What are the implications of it for how we live and how we heal?  Spira points out that the experience of consciousness in the meditative state is peaceful and happy, and argues that this experience has the capability of enabling us to heal our depression and anxiety.  In my view, although he does not say so specifically, this is consistent with both forms of what is often taught in meditation – an underlying or pure state of connection with eternal and unbounded consciousness, and a mindfulness that distinguishes between the “I” that experiences thoughts and emotions and the thoughts and emotions themselves.  Both aspects of meditation have healing potential.  Spira says that the more that we connect with such consciousness the more that it becomes a part of our day-to-day experience of the world, and brings peace and happiness to such experience.  I think this is correct.

Spira then takes a further step.  As do many proponents of similar traditions, he argues that we suffer insofar as we conceive of ourselves as living in a material world in which we are separated from objects and persons.  He says that we strive for connection with objects and persons, and that when we achieve such connections we experience gratification that is temporary, and is followed by more striving for connection.  He says that our striving for happiness in the world is a reflection of our desire for experience of our true consciousness.  For example, he describes a walk that he took through a city in which he passes teenagers bungee-jumping, a tavern, a head shop, and a red-light district and notes that all of these activities offer a temporary escape from self.  He advocates for instead focusing on our essential nature as consciousness and our use of this to experience beauty in our connection with objects and love in our connection with persons.
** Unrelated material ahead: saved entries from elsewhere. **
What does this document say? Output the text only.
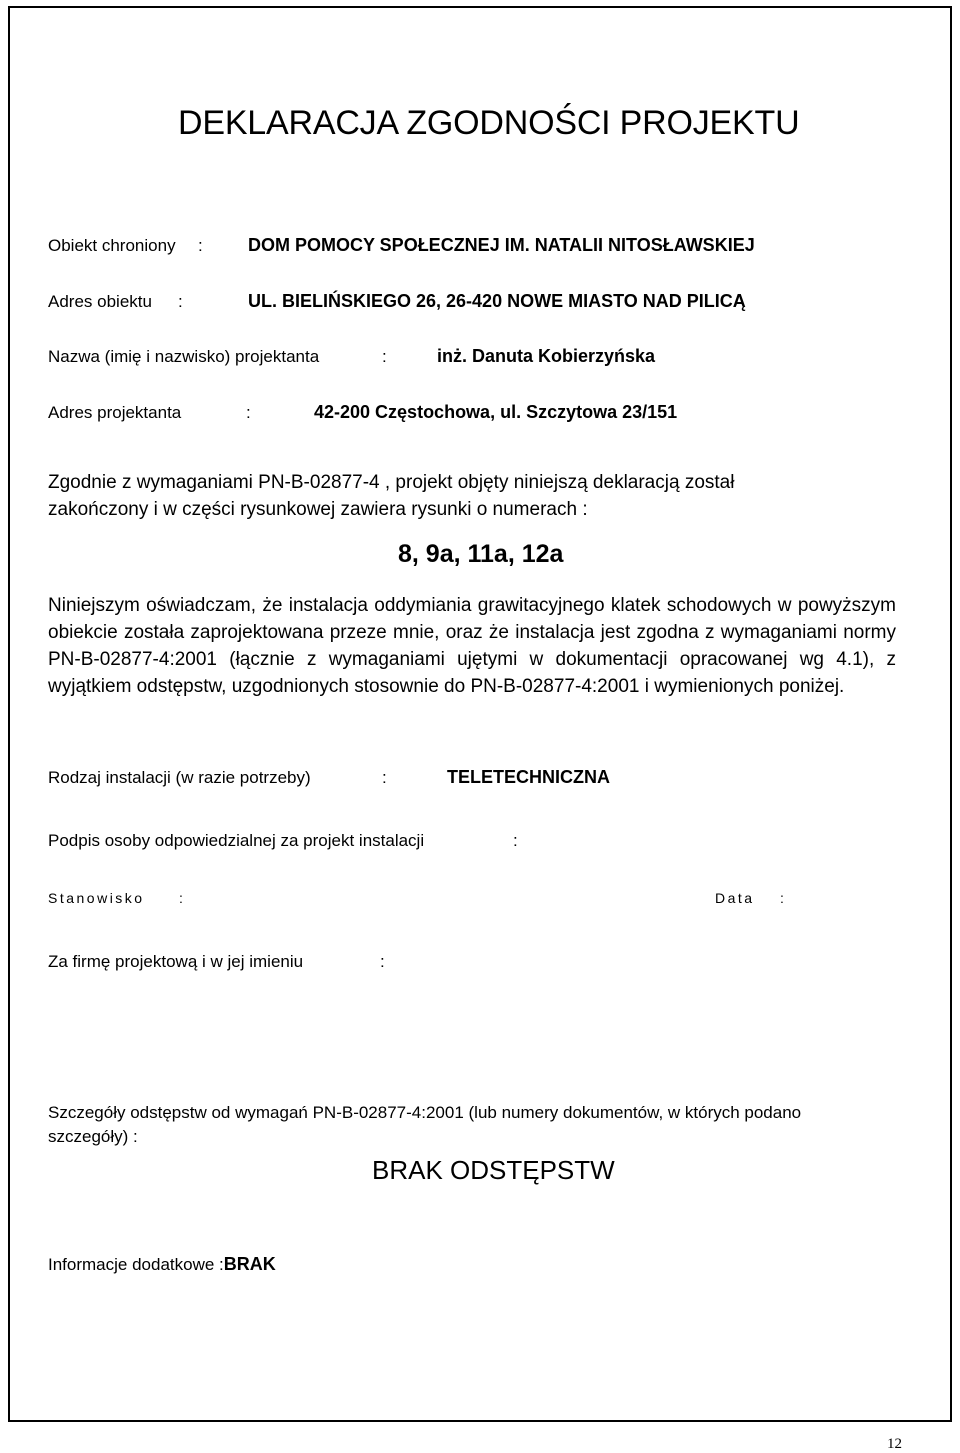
DEKLARACJA ZGODNOŚCI PROJEKTU
Obiekt chroniony :	DOM POMOCY SPOŁECZNEJ IM. NATALII NITOSŁAWSKIEJ
Adres obiektu :	UL. BIELIŃSKIEGO 26, 26-420 NOWE MIASTO NAD PILICĄ
Nazwa (imię i nazwisko) projektanta	:	inż. Danuta Kobierzyńska
Adres projektanta	:	42-200 Częstochowa, ul. Szczytowa 23/151
Zgodnie z wymaganiami PN-B-02877-4 , projekt objęty niniejszą deklaracją został
zakończony i w części rysunkowej zawiera rysunki o numerach :
8, 9a, 11a, 12a
Niniejszym oświadczam, że instalacja oddymiania grawitacyjnego klatek schodowych w powyższym obiekcie została zaprojektowana przeze mnie, oraz że instalacja jest zgodna z wymaganiami normy PN-B-02877-4:2001 (łącznie z wymaganiami ujętymi w dokumentacji opracowanej wg 4.1), z wyjątkiem odstępstw, uzgodnionych stosownie do PN-B-02877-4:2001 i wymienionych poniżej.
Rodzaj instalacji (w razie potrzeby)	:	TELETECHNICZNA
Podpis osoby odpowiedzialnej za projekt instalacji	:
Stanowisko :	Data :
Za firmę projektową i w jej imieniu	:
Szczegóły odstępstw od wymagań PN-B-02877-4:2001 (lub numery dokumentów, w których podano
szczegóły) :
BRAK ODSTĘPSTW
Informacje dodatkowe :BRAK
12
In my view, this is fine as far as it goes, but is pretty limited in providing a guide to how to live in the world.  I agree with bringing the experience of our underlying consciousness to bear on our day-to-day experience.  But there is danger, I think, in reducing our experiences to reflections of our desire for spiritual connection.  We experience much in our lives that is colorful and multifaceted – humor, sadness, excitement, achievement – and that are not adequately understood as reflections of our spiritual impulses.  Using one of Spira’s metaphors, if God dreams our experience, s/he must find such experience to have value beyond the spiritual consciousness that underlies it.  Although I agree that we should not lose our connection to that consciousness in living in the world, much of what we experience in life is based on our humanity, not just our divinity.

From the perspective of healing, Spira’s contribution to our understanding of who we are is powerful and important.  It opens a door to a path that is capable of contributing much to our healing.  Beyond that door, however, lies a complicated and challenging space that we navigate using our base of consciousness and our experience in a world that has been given to us.